Find the Horizontal Tangent for x^3/3+3x^2-16x+9

Answer 1

Answer:

The two horiz. tang. lines here are y = -3 and y = 192.

Step-by-step explanation:

Remember that the slope of a tangent line to the graph of a function is given by the derivative of that function.  Thus, we find f '(x):

f '(x) = x^2 + 6x - 16.  This is the formula for the slope.  We set this = to 0 and determine for which x values the tangent line is horizontal:

f '(x) = x^2 + 6x - 16 = 0.  Use the quadratic formula to determine the roots here:  a = 1; b = 6 and c = -16:  the discriminant is b^2-4ac, or 36-4(1)(-16), which has the value 100; thus, the roots are:

      -6 plus or minus √100

x = ----------------------------------- = 2 and -8.

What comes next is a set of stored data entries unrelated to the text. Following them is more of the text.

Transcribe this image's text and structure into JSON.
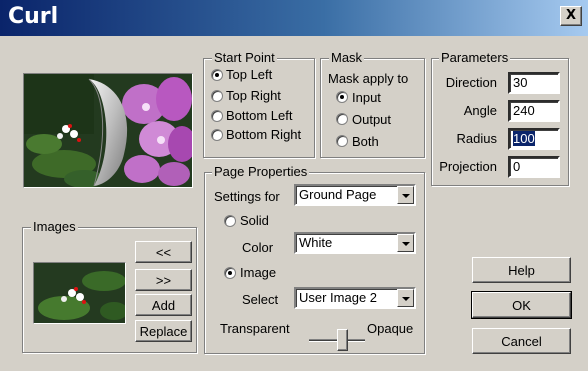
{
  "window": {
    "title": "Curl",
    "close_glyph": "X"
  },
  "start_point": {
    "legend": "Start Point",
    "options": [
      "Top Left",
      "Top Right",
      "Bottom Left",
      "Bottom Right"
    ],
    "selected": "Top Left"
  },
  "mask": {
    "legend": "Mask",
    "caption": "Mask apply to",
    "options": [
      "Input",
      "Output",
      "Both"
    ],
    "selected": "Input"
  },
  "parameters": {
    "legend": "Parameters",
    "direction_label": "Direction",
    "direction_value": "30",
    "angle_label": "Angle",
    "angle_value": "240",
    "radius_label": "Radius",
    "radius_value": "100",
    "projection_label": "Projection",
    "projection_value": "0"
  },
  "page_properties": {
    "legend": "Page Properties",
    "settings_for_label": "Settings for",
    "settings_for_value": "Ground Page",
    "solid_label": "Solid",
    "color_label": "Color",
    "color_value": "White",
    "image_label": "Image",
    "select_label": "Select",
    "select_value": "User Image 2",
    "transparent_label": "Transparent",
    "opaque_label": "Opaque",
    "opacity_level": 0.63,
    "selected_fill": "Image"
  },
  "images": {
    "legend": "Images",
    "prev_label": "<<",
    "next_label": ">>",
    "add_label": "Add",
    "replace_label": "Replace"
  },
  "buttons": {
    "help": "Help",
    "ok": "OK",
    "cancel": "Cancel"
  },
  "icons": [
    "close-icon",
    "dropdown-arrow-icon"
  ]
}
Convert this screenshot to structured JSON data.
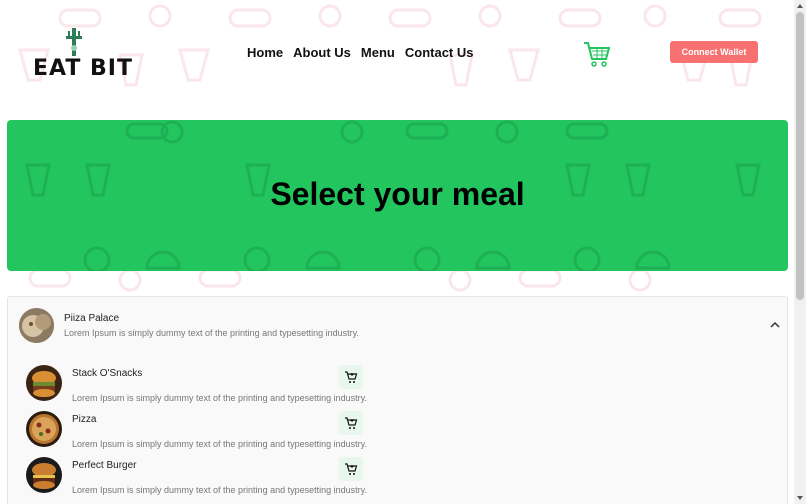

                         2

Evaluating y = x^3/3+3x^2-16x+9 at x = 2 results in y = -3.  So one point of tangency is (2, -3).  Remembering that the tangent lines in this problem are horizontal, we need only the y-coefficient of (2, -3) to represent this first tangent line:  it is y = -3.

Similarly, find the y-coeff. of the other tangent line, which is tangent to the curve at x = -8.  The value of x^3/3+3x^2-16x+9 at x = -8 is  192, and so the equation of the 2nd tangent line is y=192 (the slope is zero).